The Mission Condition: Outwardly Mobile
A mural + assemblage collaboration with Dustin Fosnot. It is a poetic expression of the precarious state that many communities find themselves in because of the current real estate speculation and the gentrification of San Francisco.
In the painting, evicted houses, single rooms lost to airbnb, shopping carts, boxes, Occupy-tents, all sorts of City dwellings teeter on stilts and flimsy mobiles.Some of the painted houses were based on actual households in jeopardy at the time, and the stilts they rest on are planted in a gold-colored baseboard at the foot of the wall.
Through rescue by tenuous rope ladders, Dustin Fosnot's tree houses are a cozy arrival point, an escape from the painted rickety stilt-houses.

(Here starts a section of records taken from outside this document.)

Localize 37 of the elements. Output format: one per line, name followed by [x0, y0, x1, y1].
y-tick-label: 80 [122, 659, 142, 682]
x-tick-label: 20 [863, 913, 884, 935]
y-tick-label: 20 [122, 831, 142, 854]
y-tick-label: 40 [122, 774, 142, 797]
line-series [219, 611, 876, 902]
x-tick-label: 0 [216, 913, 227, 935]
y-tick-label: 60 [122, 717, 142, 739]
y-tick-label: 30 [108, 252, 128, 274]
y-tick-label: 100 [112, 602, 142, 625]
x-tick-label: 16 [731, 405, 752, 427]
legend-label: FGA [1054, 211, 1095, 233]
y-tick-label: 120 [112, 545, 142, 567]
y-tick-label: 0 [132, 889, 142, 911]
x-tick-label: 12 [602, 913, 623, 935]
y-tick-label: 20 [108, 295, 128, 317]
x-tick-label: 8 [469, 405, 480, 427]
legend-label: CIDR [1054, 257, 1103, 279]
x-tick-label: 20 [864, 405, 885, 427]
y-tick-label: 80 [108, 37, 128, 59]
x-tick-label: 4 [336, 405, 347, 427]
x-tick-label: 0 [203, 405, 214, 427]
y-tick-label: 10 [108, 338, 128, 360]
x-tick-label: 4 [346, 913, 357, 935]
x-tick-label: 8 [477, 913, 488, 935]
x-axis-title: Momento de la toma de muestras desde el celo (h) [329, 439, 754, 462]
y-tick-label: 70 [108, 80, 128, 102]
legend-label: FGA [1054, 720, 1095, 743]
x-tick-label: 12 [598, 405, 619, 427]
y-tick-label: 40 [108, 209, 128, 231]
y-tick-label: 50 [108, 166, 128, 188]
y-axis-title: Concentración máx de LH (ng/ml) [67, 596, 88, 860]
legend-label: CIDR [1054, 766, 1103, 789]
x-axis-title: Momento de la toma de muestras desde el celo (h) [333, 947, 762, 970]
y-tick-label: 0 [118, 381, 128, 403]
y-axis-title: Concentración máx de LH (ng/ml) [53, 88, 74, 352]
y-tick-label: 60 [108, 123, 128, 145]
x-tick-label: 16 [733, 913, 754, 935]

Part bohemian dream, part favela, the cozy, lovingly furnished and lit dwellings on an upside-down tree are an "Invisible Cities"-like idea of a place: it's the community we carry within, the warmth we will bring to our place of arrival after our uprooting, whatever and wherever it may be.
The elevated position of the tree houses is either hopefulness or irony, depending on your level of optimism, as the upward-swinging rope ladders cast a downward shadow on the wall, representing our fears, as we notice the likely direction of our mobility.